Dampak Usulan Harga Rokok 50 Ribu Bagi Petani Tembakau

PT Equityworld Futures, Jakarta – Asosiasi Petani Tembakau Indonesia (APTI) menolak usulan kenaikan harga rokok jadi Rupiah 50 ribu per bungkus.

Kenaikan harga ini dinilai bukan cuma bakal mematikan industri rokok, namun serta para petani tembakau.

Ketua Umum APTI Soeseno ‎menyampaikan, pihaknya menentang dengan cara tegas usulan kenaikan harga

lewat skema kenaikan tarif cukai ini yg dinilai cuma buat menekan angka perokok aktif di Indonesia.

Menurut beliau, kenaikan cukai yg terlampaui tinggi bakal menurunkan volume produksi rokok.

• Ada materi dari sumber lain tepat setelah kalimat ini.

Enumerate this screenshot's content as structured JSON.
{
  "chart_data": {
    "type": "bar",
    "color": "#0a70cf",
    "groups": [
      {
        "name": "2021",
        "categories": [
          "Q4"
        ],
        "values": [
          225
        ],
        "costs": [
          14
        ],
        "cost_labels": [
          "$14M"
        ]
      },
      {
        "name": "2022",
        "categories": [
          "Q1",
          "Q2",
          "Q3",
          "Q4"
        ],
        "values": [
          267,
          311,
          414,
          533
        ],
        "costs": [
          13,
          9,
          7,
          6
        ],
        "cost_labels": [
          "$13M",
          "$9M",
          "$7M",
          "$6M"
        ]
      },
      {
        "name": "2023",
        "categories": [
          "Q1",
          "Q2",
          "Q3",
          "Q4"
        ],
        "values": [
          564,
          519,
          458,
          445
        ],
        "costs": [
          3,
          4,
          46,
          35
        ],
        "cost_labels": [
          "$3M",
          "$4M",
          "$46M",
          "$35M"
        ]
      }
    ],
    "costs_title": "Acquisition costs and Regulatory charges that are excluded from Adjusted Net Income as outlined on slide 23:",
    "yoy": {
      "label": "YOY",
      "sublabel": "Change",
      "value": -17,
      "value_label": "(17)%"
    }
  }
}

Faktor ini menyebabkan mata pencaharian seputar 6 juta orang yg terlibat dalam industri hasil tembakau (IHT) terganggu.

“Kenaikan cukai se gede 11,5 % kepada th ini sudah menyebabkan volume IHT menurun segede 4,8 prosen terhadap semester 1 th 2016,

” tutur ia dalam keterangan tercatat di Jakarta, Senin (22/8/2016).

 

PT Equityworld Futures: Dampak Usulan Harga Rokok 50 Ribu Bagi Petani Tembakau

 

Wacana kenaikan harga ini serta dikhawatirkan dapat menyebabkan perdagangan rokok tidak legal merajalela.

Hasil studi Kampus Gadjah Mada & Direktorat Bea & Cukai kepada 2014 mencatat perdagangan rokok tanpa izin mencapai 11,7 %

dan merugikan negeri sampai Rupiah 9 triliun.

“Kenaikan cukai eksesif dapat dibarengi bersama menurunnya kapabilitas daya beli penduduk,

sehingga pembeli bakal menyiasati dgn mencari rokok yg lebih murah & atau malah melinting sendiri.

Telah barang pasti target pendapatan cukai tak mencapai target, diperburuk lagi kenaikan cukai yg berlebihan bakal menyuburkan

pertumbuhan rokok tanpa izin,” terang dirinya.

Kenaikan harga yg tinggi, lanjut Soeseno, serta bakal berakibat terhadap penurunan daya serap bahan baku tembakau & cengkeh.

Permintaan tembakau oleh pabrik kepada musim panen th ini pula turun 15 % dibanding thn dulu.

Padahal, kata ia, tembakau yakni komoditas perkebunan yg menguntungkan ketimbang tanaman yang lain.

Berdasarkan studi Kampus Airlangga terhadap 2013, rata rata pendapatan yg di terima oleh petani tembakau per satu hektar lahan yaitu se gede Rupiah 20 juta.

Angka ini lebih tinggi ketimbang petani padi, jagung, & bawang merah, yg biasanya memperoleh Rupiah 8 juta, Rupiah 3 juta, & Rupiah 2,3 juta.

diluar itu, dalam 5 th seputar 1.200 pabrik rokok tutup & berlangsung pemutusan kerjasama (PHK) yg mencapai 102.500 pekerja.

Penutupan pabrik & PHK pekerja berdampak negatif.

 

PT Equityworld Futures: Dampak Usulan Harga Rokok 50 Ribu Bagi Petani Tembakau

 

“Jika rokok tanpa izin semakin merajalela, sehingga seluruh pihak bakal dirugikan, merupakan pabrikan rokok legal,

para pekerjanya, pula para petani tembakau & cengkeh. Pemerintah pun bakal dirugikan dikarenakan rokok tanpa izin tak membayar cukai,” ungkap beliau.

Soeseno menyampaikan, terhadap 2015, IHT tertulis membayarkan cukai, pajak daerah, & PPN

product tembakau segede Rupiah 173,9 triliun. Angka ini setara 16,5 prosen dari keseluruhan penerimaan pajak.

“Kami meminta pemerintah menciptakan kebijakan cukai yg rasional, berimbang, pun memperhitungkan seluruhnya factor,

termasuk juga kesehatan pula kelangsungan business IHT di Indonesia,” tandas dirinya.